If I want to execute a particular query that bypasses the BQ query cache, I have to instantiate a new client object, pass it the QueryJobConfig
with use_query_cache=False
, and then pass that client into create_engine
, like below:
import sqlalchemy
from google.cloud import bigquery
job_config_kwargs = {}
job_config_kwargs["use_query_cache"] = False
job_config = bigquery.QueryJobConfig(**job_config_kwargs)
...
bq_client = bigquery.Client(
default_query_job_config=job_config,
...
)
create_engine_kwargs = {}
create_engine_kwargs["connect_args"]["client"] = bq_client
...
bq_engine = sqlalchemy.create_engine(url=..., **create_engine_kwargs)
with bq_engine.connect() as conn:
conn.execute("SELECT ... FROM ...")
The main issue with this is that create_engine
is slow for BigQuery compared to most other dialects, perhaps because of oauth2
checking the credentials passed into the BQ client. It also means that calling code has to keep track of the job_config
, bq_client
and bq_engine
objects.
For these reasons I would rather pass a parameter, perhaps a QueryJobConfig
object, and let the dialect and the DBAPI handle the client object.

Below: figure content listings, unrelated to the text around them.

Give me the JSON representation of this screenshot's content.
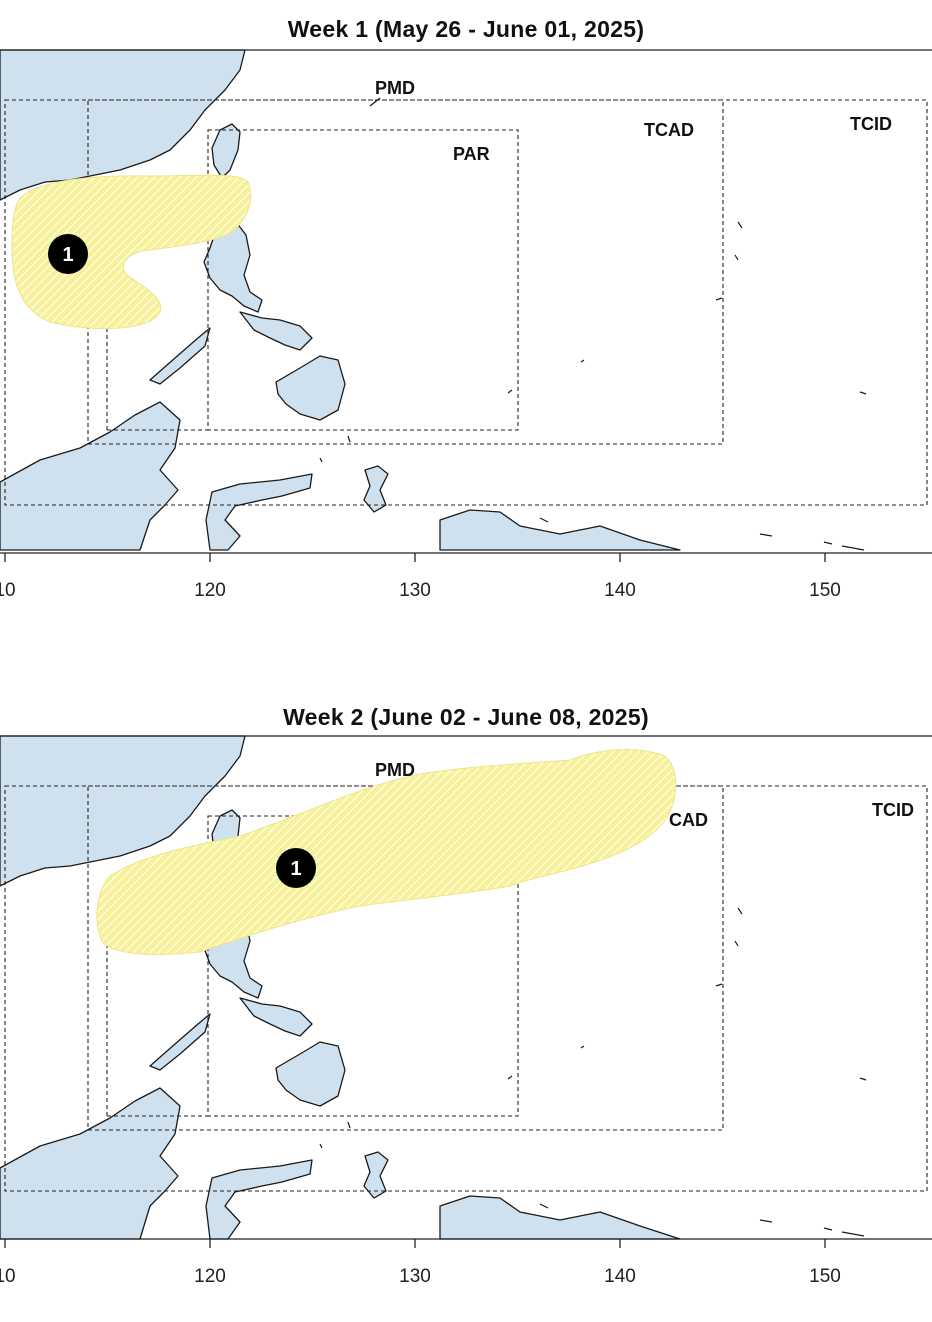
{
  "panels": [
    {
      "title": "Week 1 (May 26 - June 01, 2025)",
      "labels": {
        "pmd": "PMD",
        "par": "PAR",
        "tcad": "TCAD",
        "tcid": "TCID"
      },
      "areas": [
        {
          "marker": "1"
        }
      ],
      "x_ticks": [
        "10",
        "120",
        "130",
        "140",
        "150"
      ]
    },
    {
      "title": "Week 2 (June 02 - June 08, 2025)",
      "labels": {
        "pmd": "PMD",
        "cad": "CAD",
        "tcid": "TCID"
      },
      "areas": [
        {
          "marker": "1"
        }
      ],
      "x_ticks": [
        "10",
        "120",
        "130",
        "140",
        "150"
      ]
    }
  ],
  "colors": {
    "land": "#cfe1ee",
    "area": "#f5f08a",
    "ocean": "#ffffff"
  }
}
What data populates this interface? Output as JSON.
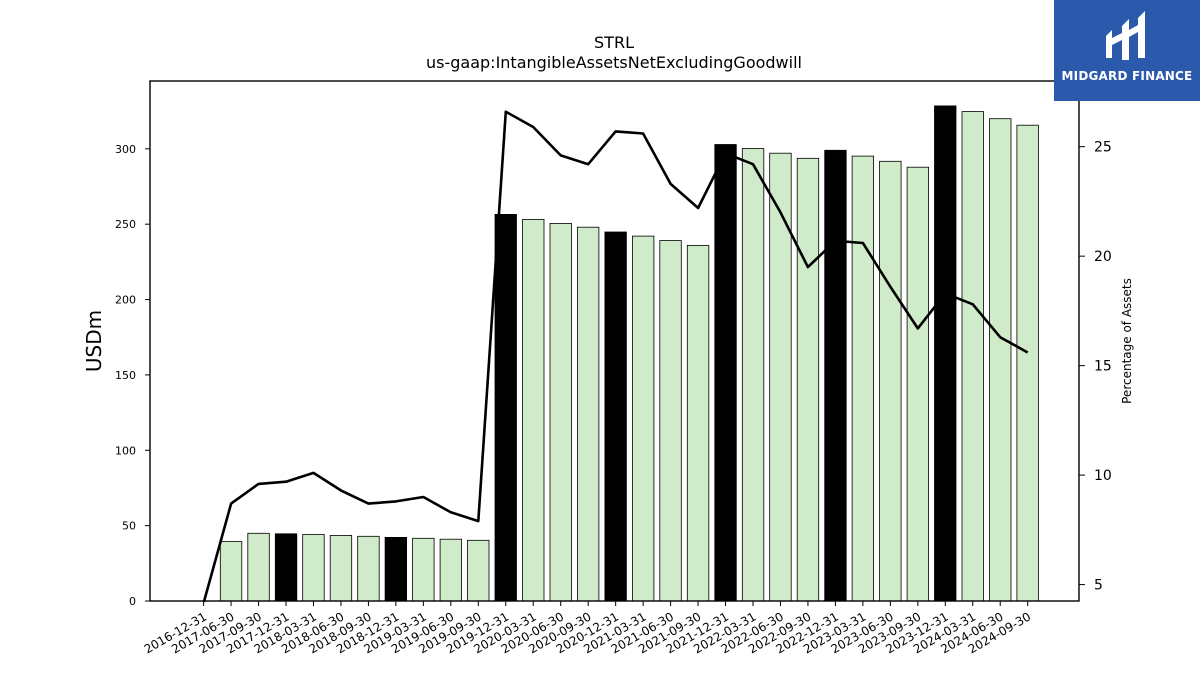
{
  "logo": {
    "text": "MIDGARD FINANCE"
  },
  "chart_data": {
    "type": "bar",
    "title": "STRL",
    "subtitle": "us-gaap:IntangibleAssetsNetExcludingGoodwill",
    "ylabel": "USDm",
    "y2label": "Percentage of Assets",
    "ylim": [
      0,
      345
    ],
    "y2lim": [
      4.25,
      28.0
    ],
    "yticks": [
      0,
      50,
      100,
      150,
      200,
      250,
      300
    ],
    "y2ticks": [
      5,
      10,
      15,
      20,
      25
    ],
    "grid": false,
    "categories": [
      "2016-12-31",
      "2017-06-30",
      "2017-09-30",
      "2017-12-31",
      "2018-03-31",
      "2018-06-30",
      "2018-09-30",
      "2018-12-31",
      "2019-03-31",
      "2019-06-30",
      "2019-09-30",
      "2019-12-31",
      "2020-03-31",
      "2020-06-30",
      "2020-09-30",
      "2020-12-31",
      "2021-03-31",
      "2021-06-30",
      "2021-09-30",
      "2021-12-31",
      "2022-03-31",
      "2022-06-30",
      "2022-09-30",
      "2022-12-31",
      "2023-03-31",
      "2023-06-30",
      "2023-09-30",
      "2023-12-31",
      "2024-03-31",
      "2024-06-30",
      "2024-09-30"
    ],
    "series": [
      {
        "type": "bar",
        "values": [
          0,
          39.5,
          44.9,
          44.6,
          44.1,
          43.5,
          42.9,
          42.2,
          41.6,
          41.0,
          40.3,
          256.5,
          253.2,
          250.5,
          248.0,
          244.8,
          242.1,
          239.1,
          235.9,
          302.9,
          300.2,
          297.1,
          293.7,
          299.0,
          295.2,
          291.7,
          287.8,
          328.5,
          324.7,
          320.0,
          315.7
        ],
        "colors": [
          "#000000",
          "#d0ebc9",
          "#d0ebc9",
          "#000000",
          "#d0ebc9",
          "#d0ebc9",
          "#d0ebc9",
          "#000000",
          "#d0ebc9",
          "#d0ebc9",
          "#d0ebc9",
          "#000000",
          "#d0ebc9",
          "#d0ebc9",
          "#d0ebc9",
          "#000000",
          "#d0ebc9",
          "#d0ebc9",
          "#d0ebc9",
          "#000000",
          "#d0ebc9",
          "#d0ebc9",
          "#d0ebc9",
          "#000000",
          "#d0ebc9",
          "#d0ebc9",
          "#d0ebc9",
          "#000000",
          "#d0ebc9",
          "#d0ebc9",
          "#d0ebc9"
        ]
      },
      {
        "type": "line",
        "axis": "right",
        "color": "#000000",
        "values": [
          0,
          8.7,
          9.6,
          9.7,
          10.1,
          9.3,
          8.7,
          8.8,
          9.0,
          8.3,
          7.9,
          26.6,
          25.9,
          24.6,
          24.2,
          25.7,
          25.6,
          23.3,
          22.2,
          24.7,
          24.2,
          22.0,
          19.5,
          20.7,
          20.6,
          18.6,
          16.7,
          18.3,
          17.8,
          16.3,
          15.6
        ]
      }
    ]
  }
}
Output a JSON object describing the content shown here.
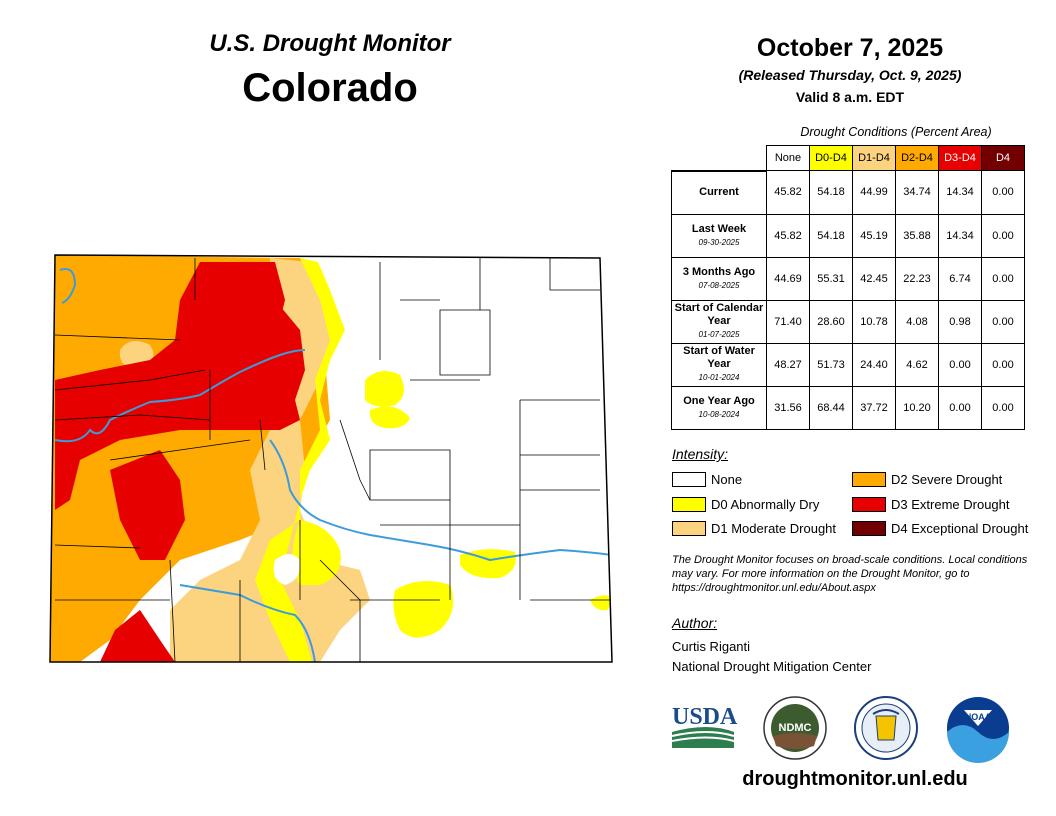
{
  "header": {
    "subtitle": "U.S. Drought Monitor",
    "state": "Colorado",
    "date": "October 7, 2025",
    "released": "(Released Thursday, Oct. 9, 2025)",
    "valid": "Valid 8 a.m. EDT"
  },
  "table": {
    "caption": "Drought Conditions (Percent Area)",
    "columns": [
      "None",
      "D0-D4",
      "D1-D4",
      "D2-D4",
      "D3-D4",
      "D4"
    ],
    "rows": [
      {
        "label": "Current",
        "date": "",
        "values": [
          "45.82",
          "54.18",
          "44.99",
          "34.74",
          "14.34",
          "0.00"
        ]
      },
      {
        "label": "Last Week",
        "date": "09-30-2025",
        "values": [
          "45.82",
          "54.18",
          "45.19",
          "35.88",
          "14.34",
          "0.00"
        ]
      },
      {
        "label": "3 Months Ago",
        "date": "07-08-2025",
        "values": [
          "44.69",
          "55.31",
          "42.45",
          "22.23",
          "6.74",
          "0.00"
        ]
      },
      {
        "label": "Start of Calendar Year",
        "date": "01-07-2025",
        "values": [
          "71.40",
          "28.60",
          "10.78",
          "4.08",
          "0.98",
          "0.00"
        ]
      },
      {
        "label": "Start of Water Year",
        "date": "10-01-2024",
        "values": [
          "48.27",
          "51.73",
          "24.40",
          "4.62",
          "0.00",
          "0.00"
        ]
      },
      {
        "label": "One Year Ago",
        "date": "10-08-2024",
        "values": [
          "31.56",
          "68.44",
          "37.72",
          "10.20",
          "0.00",
          "0.00"
        ]
      }
    ]
  },
  "legend": {
    "title": "Intensity:",
    "items": [
      {
        "label": "None",
        "color": "#ffffff"
      },
      {
        "label": "D0 Abnormally Dry",
        "color": "#ffff00"
      },
      {
        "label": "D1 Moderate Drought",
        "color": "#fcd37f"
      },
      {
        "label": "D2 Severe Drought",
        "color": "#ffaa00"
      },
      {
        "label": "D3 Extreme Drought",
        "color": "#e60000"
      },
      {
        "label": "D4 Exceptional Drought",
        "color": "#730000"
      }
    ]
  },
  "note": "The Drought Monitor focuses on broad-scale conditions. Local conditions may vary. For more information on the Drought Monitor, go to https://droughtmonitor.unl.edu/About.aspx",
  "author": {
    "heading": "Author:",
    "name": "Curtis Riganti",
    "org": "National Drought Mitigation Center"
  },
  "logos": {
    "usda": "USDA",
    "ndmc": "NDMC",
    "noaa": "NOAA"
  },
  "url": "droughtmonitor.unl.edu",
  "colors": {
    "none": "#ffffff",
    "d0": "#ffff00",
    "d1": "#fcd37f",
    "d2": "#ffaa00",
    "d3": "#e60000",
    "d4": "#730000",
    "river": "#3d9bdc"
  }
}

Describe the solution you'd like
I see that BigQueryDialect
inherits from DefaultDialect
and that Cursor.execute
in the BigQuery DBAPI repo does include a parameter for job_config
. I wonder if it as easy as overriding do_execute
in the dialect within this repo to pass along that job_config
?
The caller could then use it like this:
import sqlalchemy
from google.cloud import bigquery
bq_engine = sqlalchemy.create_engine(url=...). # Just once! I can reuse it whether I want to use the cache or not!
job_config = bigquery.QueryJobConfig(use_query_cache=False)
with bq_engine.connect().execution_options(job_config=job_config) as conn:
conn.execute("query bypassing the cache")
with bq_engine.connect() as conn:
conn.execute("query potentially hitting the cache")
Describe alternatives you've considered
See the pseudocode above. It works for us, but it's cumbersome and causes a performance hit.